Il dévisagea Cracken et Page, puis se tourna vers S’yito.
— Subalterne ? Ordonnez à vos guerriers de se placer sur deux rangées, les plus petits devant, les plus grands derrière.
S’yito relaya l’ordre en langage Yuuzhan Vong et les soldats obéirent sans broncher.
— Parfait, reprit Carr. Maintenant, que les plus petits guerriers exécutent les plus grands.
S’yito salua et adressa un hochement de tête grave aux soldats.
Ceux qui venaient d’être condamnés ne se défendirent pas. Ils ne protestèrent même pas. Un par un, ils succombèrent sous les coups de dagues Coufee ou de bâtons Amphi. Un par un, ils s’écroulèrent, leur sang noir imbibant le sable de la cour. Des ngdins, créatures serpentines suceuses de sang, en forme de langue de près d’un mètre de long, surgirent prestement de niches creusées dans les parois de corail yorik pour venir se repaître de ce que le sol, pourtant poreux, n’avait pas encore absorbé.
Carr attendit patiemment que les petits animaux aient terminé leur festin, puis il s’approcha du Bith et posa un genou à terre.
— Après cet acte de courage dont tu nous as fait la démonstration, cela me chagrinerait de devoir te condamner à une mort sans gloire.
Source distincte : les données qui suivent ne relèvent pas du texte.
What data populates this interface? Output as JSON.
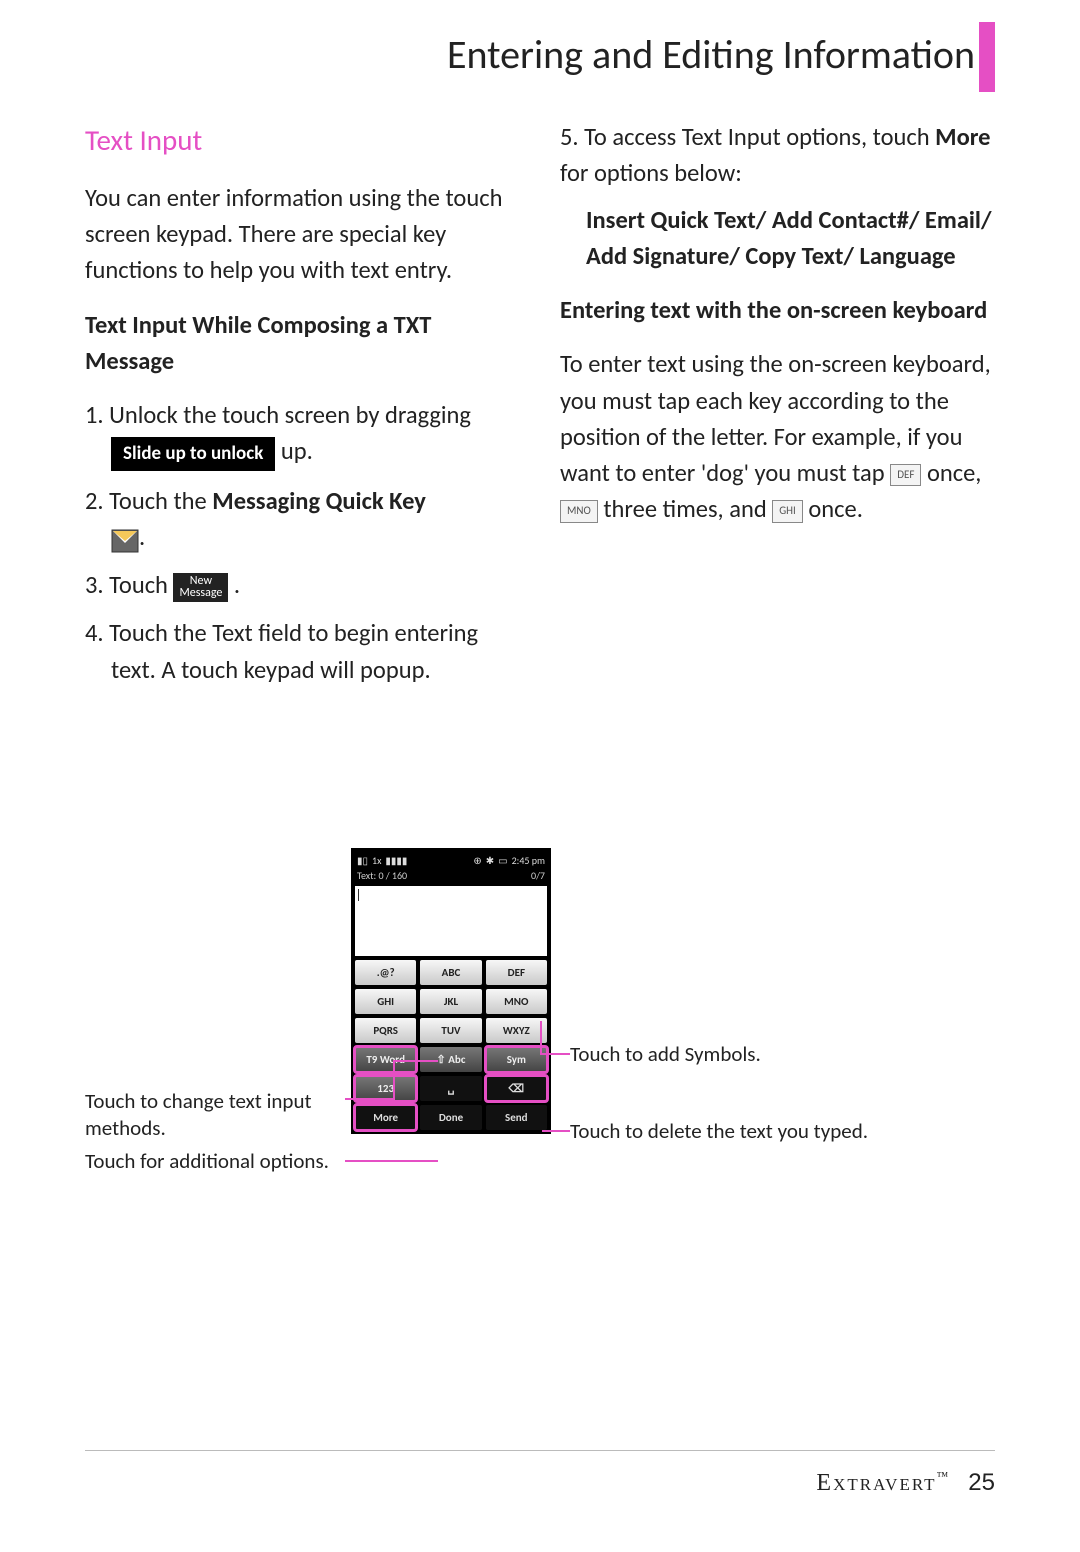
{
  "page_title": "Entering and Editing Information",
  "section_title": "Text Input",
  "intro": "You can enter information using the touch screen keypad. There are special key functions to help you with text entry.",
  "sub1": "Text Input While Composing a TXT Message",
  "step1_a": "1. Unlock the touch screen by dragging ",
  "step1_badge": "Slide up to unlock",
  "step1_b": " up.",
  "step2_a": "2. Touch the ",
  "step2_bold": "Messaging Quick Key",
  "step3_a": "3. Touch ",
  "newmsg_top": "New",
  "newmsg_bot": "Message",
  "step4": "4. Touch the Text field to begin entering text. A touch keypad will popup.",
  "step5_a": "5. To access Text Input options, touch ",
  "step5_bold": "More",
  "step5_b": " for options below:",
  "options": "Insert Quick Text/ Add Contact#/ Email/ Add Signature/ Copy Text/ Language",
  "sub2": "Entering text with the on-screen keyboard",
  "para2_a": "To enter text using the on-screen keyboard, you must tap each key according to the position of the letter. For example, if you want to enter 'dog' you must tap ",
  "key_def": "DEF",
  "para2_b": " once, ",
  "key_mno": "MNO",
  "para2_c": " three times, and ",
  "key_ghi": "GHI",
  "para2_d": " once.",
  "phone": {
    "time": "2:45 pm",
    "text_count": "Text: 0 / 160",
    "page_count": "0/7",
    "keys": {
      "r1": [
        ".@?",
        "ABC",
        "DEF"
      ],
      "r2": [
        "GHI",
        "JKL",
        "MNO"
      ],
      "r3": [
        "PQRS",
        "TUV",
        "WXYZ"
      ],
      "r4": [
        "T9 Word",
        "⇧ Abc",
        "Sym"
      ],
      "r5": [
        "123",
        "␣",
        "⌫"
      ],
      "r6": [
        "More",
        "Done",
        "Send"
      ]
    }
  },
  "callouts": {
    "left1": "Touch to change text input methods.",
    "left2": "Touch for additional options.",
    "right1": "Touch to add Symbols.",
    "right2": "Touch to delete the text you typed."
  },
  "footer_brand": "Extravert",
  "footer_page": "25"
}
Pourquoi ne pas élever ta conscience, dans ces derniers moments de ton existence, en me racontant pourquoi tu as tenté de t’évader, hein ? Tu ne vas quand même pas me forcer à t’arracher la vérité, n’est-ce pas ?
— Fais-le, Clak’dor ! s’exclama Pash Cracken. Dis-lui ce que tu sais !
— Il s’est contenté d’exécuter les ordres, ajouta Page en regardant Carr. Si vous voulez punir quelqu’un, punissez-nous !
Carr eut du mal à se retenir de sourire.
— En temps et en heure, Capitaine. Mais je suppose que si vous saviez ce que sait celui-là, vous auriez vous-même tenté de vous évader.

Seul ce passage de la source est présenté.